A truncated cube is a convex polyhedron with 36 edges and 24 vertices. A truncated tetrahedron is a convex polyhedron with 18 edges and 12 vertices.


How do the number of faces of a truncated cube and a truncated tetrahedron compare?


A.) The truncated cube has 6 more faces than the truncated tetrahedron.

B.) The truncated cube has 8 more faces than the truncated tetrahedron.

C.) The truncated cube has 12 more faces than the truncated tetrahedron.

D.) The truncated cube has 18 more faces than the truncated tetrahedron.

Answer 1

A.) The truncated cube has 6 more faces than the truncated tetrahedron.

Explanation:

In every convex polyhedron, we have that:

C + V = E + 2

Where C is the number of faces, V is the number of vertices and E is the number of edges.

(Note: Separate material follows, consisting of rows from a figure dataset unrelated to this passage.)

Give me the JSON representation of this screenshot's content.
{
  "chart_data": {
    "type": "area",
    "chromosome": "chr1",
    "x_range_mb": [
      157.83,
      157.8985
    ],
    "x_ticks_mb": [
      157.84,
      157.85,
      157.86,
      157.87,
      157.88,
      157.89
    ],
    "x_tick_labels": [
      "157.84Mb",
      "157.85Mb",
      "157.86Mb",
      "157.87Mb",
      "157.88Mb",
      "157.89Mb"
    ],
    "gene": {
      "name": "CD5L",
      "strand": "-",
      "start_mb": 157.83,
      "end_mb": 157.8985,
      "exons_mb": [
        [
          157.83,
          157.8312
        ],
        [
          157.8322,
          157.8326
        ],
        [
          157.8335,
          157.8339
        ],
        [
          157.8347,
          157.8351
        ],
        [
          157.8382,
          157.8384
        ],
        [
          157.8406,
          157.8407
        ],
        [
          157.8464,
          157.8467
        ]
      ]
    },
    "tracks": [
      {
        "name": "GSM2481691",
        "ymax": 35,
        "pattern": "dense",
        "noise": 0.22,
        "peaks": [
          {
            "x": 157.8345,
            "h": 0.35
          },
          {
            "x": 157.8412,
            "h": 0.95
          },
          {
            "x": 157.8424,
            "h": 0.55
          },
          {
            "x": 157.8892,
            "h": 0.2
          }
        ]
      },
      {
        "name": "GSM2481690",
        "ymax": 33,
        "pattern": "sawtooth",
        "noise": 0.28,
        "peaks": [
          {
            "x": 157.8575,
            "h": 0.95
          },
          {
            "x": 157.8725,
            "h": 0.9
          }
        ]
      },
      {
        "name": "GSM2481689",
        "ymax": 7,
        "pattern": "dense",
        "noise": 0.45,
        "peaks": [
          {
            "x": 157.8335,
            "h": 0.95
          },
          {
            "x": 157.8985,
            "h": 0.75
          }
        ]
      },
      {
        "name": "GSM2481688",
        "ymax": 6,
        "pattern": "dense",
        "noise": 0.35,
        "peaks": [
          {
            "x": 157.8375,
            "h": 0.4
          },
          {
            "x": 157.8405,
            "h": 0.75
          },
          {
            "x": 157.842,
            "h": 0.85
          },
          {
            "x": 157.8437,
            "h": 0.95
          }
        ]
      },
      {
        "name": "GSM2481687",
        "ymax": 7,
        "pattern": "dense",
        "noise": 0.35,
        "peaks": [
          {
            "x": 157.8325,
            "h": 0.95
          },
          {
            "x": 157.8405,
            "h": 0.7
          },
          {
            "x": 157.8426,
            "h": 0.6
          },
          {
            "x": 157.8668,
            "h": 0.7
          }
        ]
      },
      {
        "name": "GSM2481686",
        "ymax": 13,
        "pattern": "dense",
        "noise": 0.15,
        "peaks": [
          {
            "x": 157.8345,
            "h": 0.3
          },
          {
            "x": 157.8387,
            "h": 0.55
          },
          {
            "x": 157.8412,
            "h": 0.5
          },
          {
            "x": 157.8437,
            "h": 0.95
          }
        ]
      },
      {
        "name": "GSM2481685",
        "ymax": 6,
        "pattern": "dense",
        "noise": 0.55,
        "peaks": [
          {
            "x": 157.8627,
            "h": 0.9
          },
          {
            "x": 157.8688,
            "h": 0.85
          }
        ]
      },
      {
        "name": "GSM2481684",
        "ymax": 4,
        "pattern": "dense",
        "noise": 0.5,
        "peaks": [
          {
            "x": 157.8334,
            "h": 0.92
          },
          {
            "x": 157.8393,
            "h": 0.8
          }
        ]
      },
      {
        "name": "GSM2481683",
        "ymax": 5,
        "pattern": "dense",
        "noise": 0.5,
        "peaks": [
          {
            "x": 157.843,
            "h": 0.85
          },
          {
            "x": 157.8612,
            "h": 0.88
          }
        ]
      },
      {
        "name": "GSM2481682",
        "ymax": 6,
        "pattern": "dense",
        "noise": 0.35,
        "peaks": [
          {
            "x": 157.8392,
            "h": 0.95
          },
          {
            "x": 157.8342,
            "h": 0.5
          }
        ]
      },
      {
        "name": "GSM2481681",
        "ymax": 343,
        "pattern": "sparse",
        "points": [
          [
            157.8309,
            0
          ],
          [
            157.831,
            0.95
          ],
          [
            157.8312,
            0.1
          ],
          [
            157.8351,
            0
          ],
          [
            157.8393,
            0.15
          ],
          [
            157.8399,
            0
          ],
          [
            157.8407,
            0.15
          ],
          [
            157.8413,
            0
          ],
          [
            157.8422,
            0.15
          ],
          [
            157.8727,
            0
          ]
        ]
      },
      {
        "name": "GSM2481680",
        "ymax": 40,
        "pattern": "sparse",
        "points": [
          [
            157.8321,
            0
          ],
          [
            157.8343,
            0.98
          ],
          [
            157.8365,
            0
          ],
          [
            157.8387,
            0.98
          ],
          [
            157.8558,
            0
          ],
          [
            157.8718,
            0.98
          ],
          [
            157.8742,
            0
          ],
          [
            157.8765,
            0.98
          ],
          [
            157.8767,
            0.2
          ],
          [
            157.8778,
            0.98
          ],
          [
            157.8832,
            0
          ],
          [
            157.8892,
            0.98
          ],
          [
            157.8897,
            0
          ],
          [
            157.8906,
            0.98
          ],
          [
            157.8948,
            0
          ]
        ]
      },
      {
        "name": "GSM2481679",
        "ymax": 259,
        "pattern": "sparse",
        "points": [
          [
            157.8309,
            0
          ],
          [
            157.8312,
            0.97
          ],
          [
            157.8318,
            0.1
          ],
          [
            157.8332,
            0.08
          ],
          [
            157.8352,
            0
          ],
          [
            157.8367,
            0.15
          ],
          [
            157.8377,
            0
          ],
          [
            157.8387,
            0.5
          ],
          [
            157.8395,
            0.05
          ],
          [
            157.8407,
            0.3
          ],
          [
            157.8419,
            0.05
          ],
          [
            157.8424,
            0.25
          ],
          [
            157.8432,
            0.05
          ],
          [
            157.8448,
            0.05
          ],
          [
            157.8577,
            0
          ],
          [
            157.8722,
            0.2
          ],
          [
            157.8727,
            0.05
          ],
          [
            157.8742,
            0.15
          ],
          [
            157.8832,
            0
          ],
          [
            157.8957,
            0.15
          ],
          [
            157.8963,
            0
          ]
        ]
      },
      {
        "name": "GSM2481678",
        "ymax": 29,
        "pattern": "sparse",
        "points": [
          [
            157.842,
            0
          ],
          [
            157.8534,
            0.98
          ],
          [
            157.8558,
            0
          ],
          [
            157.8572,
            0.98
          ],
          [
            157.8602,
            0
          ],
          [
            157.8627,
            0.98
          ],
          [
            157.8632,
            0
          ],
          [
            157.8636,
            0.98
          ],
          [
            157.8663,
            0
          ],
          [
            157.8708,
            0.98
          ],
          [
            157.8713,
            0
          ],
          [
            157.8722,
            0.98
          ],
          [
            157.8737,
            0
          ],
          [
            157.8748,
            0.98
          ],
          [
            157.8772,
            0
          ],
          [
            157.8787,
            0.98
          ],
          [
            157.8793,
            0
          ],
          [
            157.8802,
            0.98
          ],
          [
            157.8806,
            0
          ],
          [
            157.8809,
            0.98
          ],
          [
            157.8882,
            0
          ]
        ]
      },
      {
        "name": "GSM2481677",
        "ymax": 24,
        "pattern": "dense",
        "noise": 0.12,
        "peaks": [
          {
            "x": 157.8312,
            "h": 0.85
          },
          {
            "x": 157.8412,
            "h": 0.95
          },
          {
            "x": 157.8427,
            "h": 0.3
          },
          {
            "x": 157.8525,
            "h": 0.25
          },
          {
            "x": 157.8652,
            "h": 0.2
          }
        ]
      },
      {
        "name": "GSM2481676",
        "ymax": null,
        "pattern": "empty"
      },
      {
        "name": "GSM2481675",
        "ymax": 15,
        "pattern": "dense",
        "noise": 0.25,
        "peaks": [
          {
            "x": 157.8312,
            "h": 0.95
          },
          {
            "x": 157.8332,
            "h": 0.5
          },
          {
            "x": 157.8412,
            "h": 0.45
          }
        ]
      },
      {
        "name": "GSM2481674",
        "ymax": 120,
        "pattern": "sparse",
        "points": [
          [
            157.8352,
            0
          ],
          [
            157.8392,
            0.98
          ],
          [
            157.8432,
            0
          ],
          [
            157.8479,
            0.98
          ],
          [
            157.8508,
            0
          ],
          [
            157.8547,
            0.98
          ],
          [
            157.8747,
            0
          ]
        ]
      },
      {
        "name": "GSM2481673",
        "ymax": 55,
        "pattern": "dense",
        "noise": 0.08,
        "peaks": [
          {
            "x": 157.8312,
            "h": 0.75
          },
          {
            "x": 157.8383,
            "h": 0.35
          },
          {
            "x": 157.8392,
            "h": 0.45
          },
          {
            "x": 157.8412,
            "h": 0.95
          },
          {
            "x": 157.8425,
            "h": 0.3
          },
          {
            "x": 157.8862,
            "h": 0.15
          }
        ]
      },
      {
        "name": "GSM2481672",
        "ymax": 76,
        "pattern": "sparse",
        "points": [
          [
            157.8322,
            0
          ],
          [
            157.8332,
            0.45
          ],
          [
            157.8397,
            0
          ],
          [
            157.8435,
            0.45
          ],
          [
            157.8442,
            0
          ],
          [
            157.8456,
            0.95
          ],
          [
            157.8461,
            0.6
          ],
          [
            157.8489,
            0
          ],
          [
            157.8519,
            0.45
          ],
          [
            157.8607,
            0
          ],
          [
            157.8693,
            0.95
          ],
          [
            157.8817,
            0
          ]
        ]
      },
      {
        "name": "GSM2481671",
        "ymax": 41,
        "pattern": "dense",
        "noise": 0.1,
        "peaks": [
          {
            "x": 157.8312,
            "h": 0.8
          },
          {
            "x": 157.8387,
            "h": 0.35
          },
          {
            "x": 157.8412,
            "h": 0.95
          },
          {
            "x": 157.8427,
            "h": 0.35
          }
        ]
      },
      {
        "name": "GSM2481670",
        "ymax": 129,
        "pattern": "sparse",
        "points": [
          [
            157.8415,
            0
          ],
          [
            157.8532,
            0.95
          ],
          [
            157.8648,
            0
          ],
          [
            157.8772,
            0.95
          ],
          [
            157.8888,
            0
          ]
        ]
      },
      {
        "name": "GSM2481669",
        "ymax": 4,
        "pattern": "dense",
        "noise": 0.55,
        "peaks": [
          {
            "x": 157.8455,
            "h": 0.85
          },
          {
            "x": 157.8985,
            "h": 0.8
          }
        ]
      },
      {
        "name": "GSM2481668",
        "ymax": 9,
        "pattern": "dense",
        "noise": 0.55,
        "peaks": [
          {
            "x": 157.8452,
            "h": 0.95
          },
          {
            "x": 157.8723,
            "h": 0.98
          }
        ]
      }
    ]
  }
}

Then, for the truncated cube we replace E by 36 and V by 24 and get:

C + 24 =36 + 2

Solving for C, we get that the number of faces is equal to:

C = 36 + 2 - 24

C = 14

At the same way, for the truncated tetrahedron, we get that the number of faces is:

C + 12 = 18 + 2

C = 18 + 2 - 12

C = 8

So, if we compare both polyhedrons we get that the truncated cube has 6 more faces than the truncated tetrahedron.

14 - 8 = 6